This decision is the largest damage award in Canadian history
for a victim of racial profiling. Prior to this decision, $40,000
was awarded in 2012 in Maynard v Toronto Police Services
Board. Additionally, this is a turning point in
Charter damages: it is the first time a court has awarded
damages for racial profiling-related breaches.
The Charter Breaches
On the evening of January 15, 2011, Mutaz Elmardy—a black
man—was on his way home from evening prayers at his mosque.
Two Toronto police officers stopped Elmardy. Constable Pak punched
Elmardy in the face twice, emptied Elmardy's pockets without
consent, and left Elmardy lying on his hands in the cold. The
entire detention lasted approximately 30 minutes. Elmardy was never
informed as to why he was detained.
The officers then had Elmardy fill out his information on a 208
card, a practice known as "carding". Carding is a
controversial policy that allows police officers to randomly stop
citizens on the street to record personal information. On January
1, 2017, new regulations came into force, limiting
police officers' use of carding to specific situations. These
regulations were not in force when Mr. Elmardy was carded—in
any event, they have been described as inadequate or a "Band-Aid" solution.

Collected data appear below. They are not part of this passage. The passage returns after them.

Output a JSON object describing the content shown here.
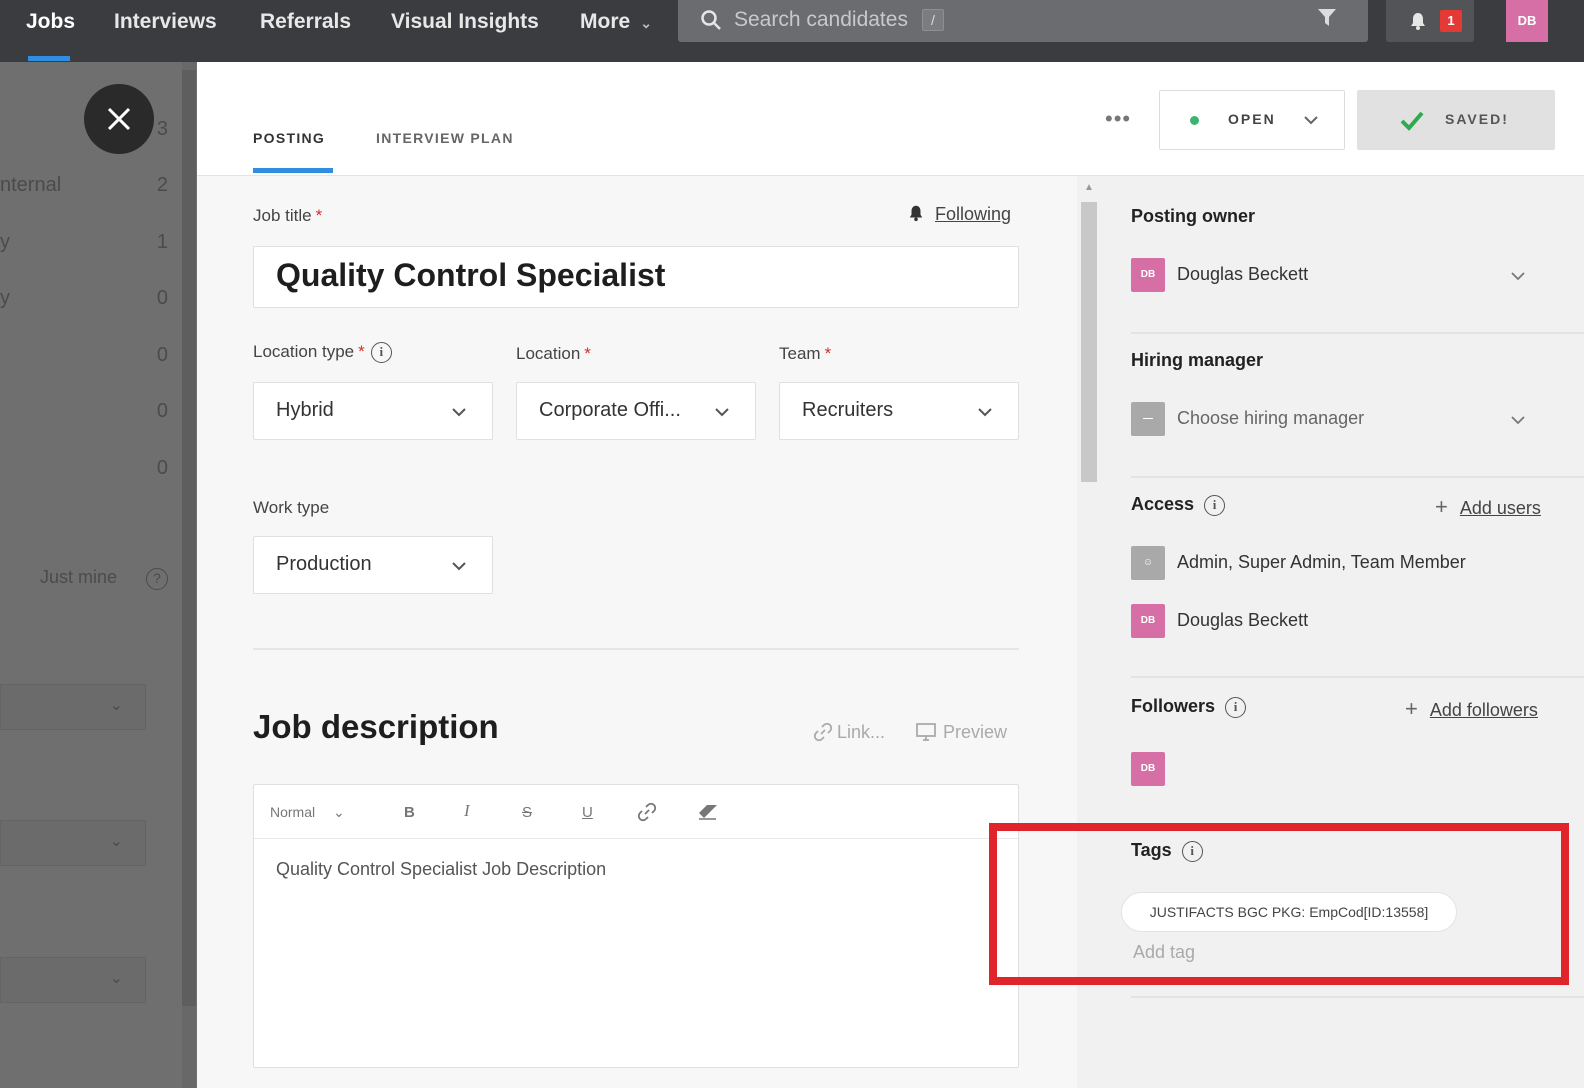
{
  "nav": {
    "items": [
      {
        "label": "Jobs",
        "active": true
      },
      {
        "label": "Interviews"
      },
      {
        "label": "Referrals"
      },
      {
        "label": "Visual Insights"
      },
      {
        "label": "More"
      }
    ],
    "search_placeholder": "Search candidates",
    "search_shortcut": "/",
    "notification_count": "1",
    "user_initials": "DB",
    "accent_color": "#2f8ee0"
  },
  "background_panel": {
    "rows": [
      {
        "label": "",
        "count": "3"
      },
      {
        "label": "nternal",
        "count": "2"
      },
      {
        "label": "y",
        "count": "1"
      },
      {
        "label": "y",
        "count": "0"
      },
      {
        "label": "",
        "count": "0"
      },
      {
        "label": "",
        "count": "0"
      },
      {
        "label": "",
        "count": "0"
      }
    ],
    "just_mine": "Just mine",
    "help": "?"
  },
  "tabs": [
    "POSTING",
    "INTERVIEW PLAN"
  ],
  "header": {
    "more_dots": "•••",
    "status": "OPEN",
    "status_color": "#3cb371",
    "saved": "SAVED!"
  },
  "form": {
    "job_title_label": "Job title",
    "job_title_value": "Quality Control Specialist",
    "following": "Following",
    "location_type_label": "Location type",
    "location_type_value": "Hybrid",
    "location_label": "Location",
    "location_value": "Corporate Offi...",
    "team_label": "Team",
    "team_value": "Recruiters",
    "work_type_label": "Work type",
    "work_type_value": "Production",
    "required_mark": "*",
    "info_mark": "i"
  },
  "description": {
    "title": "Job description",
    "link": "Link...",
    "preview": "Preview",
    "toolbar": {
      "style": "Normal",
      "bold": "B",
      "italic": "I",
      "strike": "S",
      "underline": "U"
    },
    "body": "Quality Control Specialist Job Description"
  },
  "sidebar": {
    "posting_owner_label": "Posting owner",
    "posting_owner": "Douglas Beckett",
    "hiring_manager_label": "Hiring manager",
    "hiring_manager_placeholder": "Choose hiring manager",
    "access_label": "Access",
    "add_users": "Add users",
    "access_roles": "Admin, Super Admin, Team Member",
    "access_user": "Douglas Beckett",
    "followers_label": "Followers",
    "add_followers": "Add followers",
    "tags_label": "Tags",
    "tag": "JUSTIFACTS BGC PKG: EmpCod[ID:13558]",
    "add_tag": "Add tag",
    "avatar_initials": "DB",
    "highlight_color": "#e0242b"
  }
}
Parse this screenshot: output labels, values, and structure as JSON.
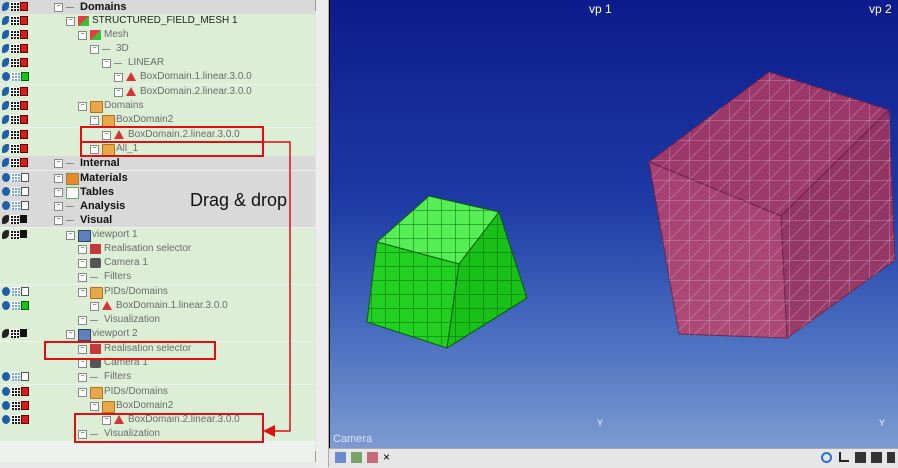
{
  "tree": {
    "rows": [
      {
        "label": "Domains",
        "style": "bold",
        "hl": "gray"
      },
      {
        "label": "STRUCTURED_FIELD_MESH 1",
        "style": "dark",
        "hl": "green"
      },
      {
        "label": "Mesh",
        "hl": "green"
      },
      {
        "label": "3D",
        "hl": "green"
      },
      {
        "label": "LINEAR",
        "hl": "green"
      },
      {
        "label": "BoxDomain.1.linear.3.0.0",
        "hl": "green"
      },
      {
        "label": "BoxDomain.2.linear.3.0.0",
        "hl": "green"
      },
      {
        "label": "Domains",
        "hl": "green"
      },
      {
        "label": "BoxDomain2",
        "hl": "green"
      },
      {
        "label": "BoxDomain.2.linear.3.0.0",
        "hl": "green"
      },
      {
        "label": "All_1",
        "hl": "green"
      },
      {
        "label": "Internal",
        "style": "bold",
        "hl": "gray"
      },
      {
        "label": "Materials",
        "style": "bold",
        "hl": "gray"
      },
      {
        "label": "Tables",
        "style": "bold",
        "hl": "gray"
      },
      {
        "label": "Analysis",
        "style": "bold",
        "hl": "gray"
      },
      {
        "label": "Visual",
        "style": "bold",
        "hl": "gray"
      },
      {
        "label": "viewport 1",
        "hl": "green"
      },
      {
        "label": "Realisation selector",
        "hl": "green"
      },
      {
        "label": "Camera 1",
        "hl": "green"
      },
      {
        "label": "Filters",
        "hl": "green"
      },
      {
        "label": "PIDs/Domains",
        "hl": "green"
      },
      {
        "label": "BoxDomain.1.linear.3.0.0",
        "hl": "green"
      },
      {
        "label": "Visualization",
        "hl": "green"
      },
      {
        "label": "viewport 2",
        "hl": "green"
      },
      {
        "label": "Realisation selector",
        "hl": "green"
      },
      {
        "label": "Camera 1",
        "hl": "green"
      },
      {
        "label": "Filters",
        "hl": "green"
      },
      {
        "label": "PIDs/Domains",
        "hl": "green"
      },
      {
        "label": "BoxDomain2",
        "hl": "green"
      },
      {
        "label": "BoxDomain.2.linear.3.0.0",
        "hl": "green"
      },
      {
        "label": "Visualization",
        "hl": "green"
      }
    ]
  },
  "annotation": {
    "drag_drop": "Drag & drop",
    "color": "#e01010"
  },
  "viewport": {
    "vp1_title": "vp 1",
    "vp2_title": "vp 2",
    "camera_label": "Camera",
    "axis1": "Y",
    "axis2": "Y",
    "green_box_color": "#22e022",
    "red_box_color": "#c8345a"
  },
  "bottombar": {
    "close_label": "×"
  }
}
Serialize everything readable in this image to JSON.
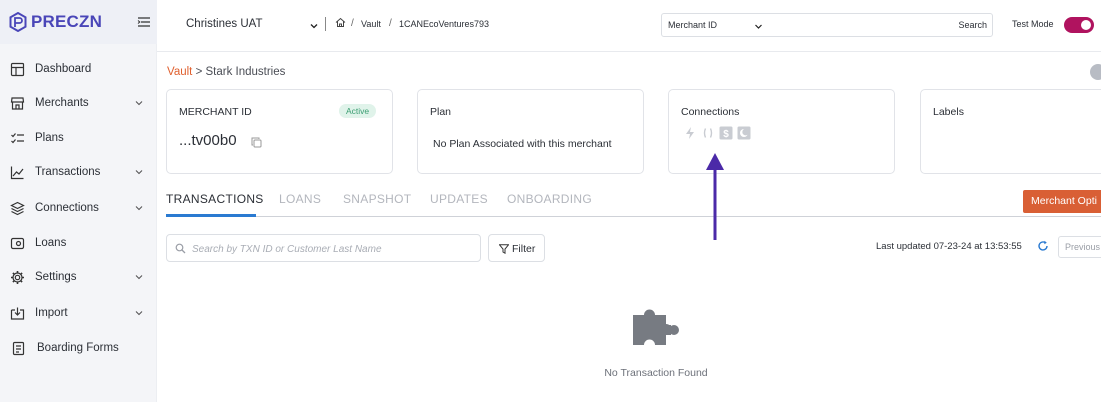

The trial judge awarded Elmardy: $5,000 for
battery, $4000 for breach of his Charter rights and
$18,000 in punitive damages.
On appeal, Elmardy argued that the trial judge should have made
a finding that Elmardy was racially-profiled. Additionally, Mr.
Elmardy claimed that the damages failed to give effect to deter and
punish police officers who engage in racial profiling.
The Divisional Court agreed. Elmardy's equality rights had
been violated by the defendants' actions. The only reasonable
inference the court could draw from the fact that both officers
suspected Elmardy of criminal behaviour is that the officers'
actions were "coloured by the fact that [Mr. Elmardy] was
black" and an unconscious or conscious belief "that black
men have a propensity for criminal behaviour", leading them to
stop and card Elmardy.
The Divisional Court increased Elmardy's damages award to
$75,000. The court highlighted the need for deterrence and
vindication in awarding "public law" damages, which are
different than the individualized objective of private law
We don't know if the defendants will appeal this award. But,
for now, it remains a precedent-setting case that will, hopefully,
deter racially-motivated police conduct or allow for appropriate
redress for victims of racial profiling.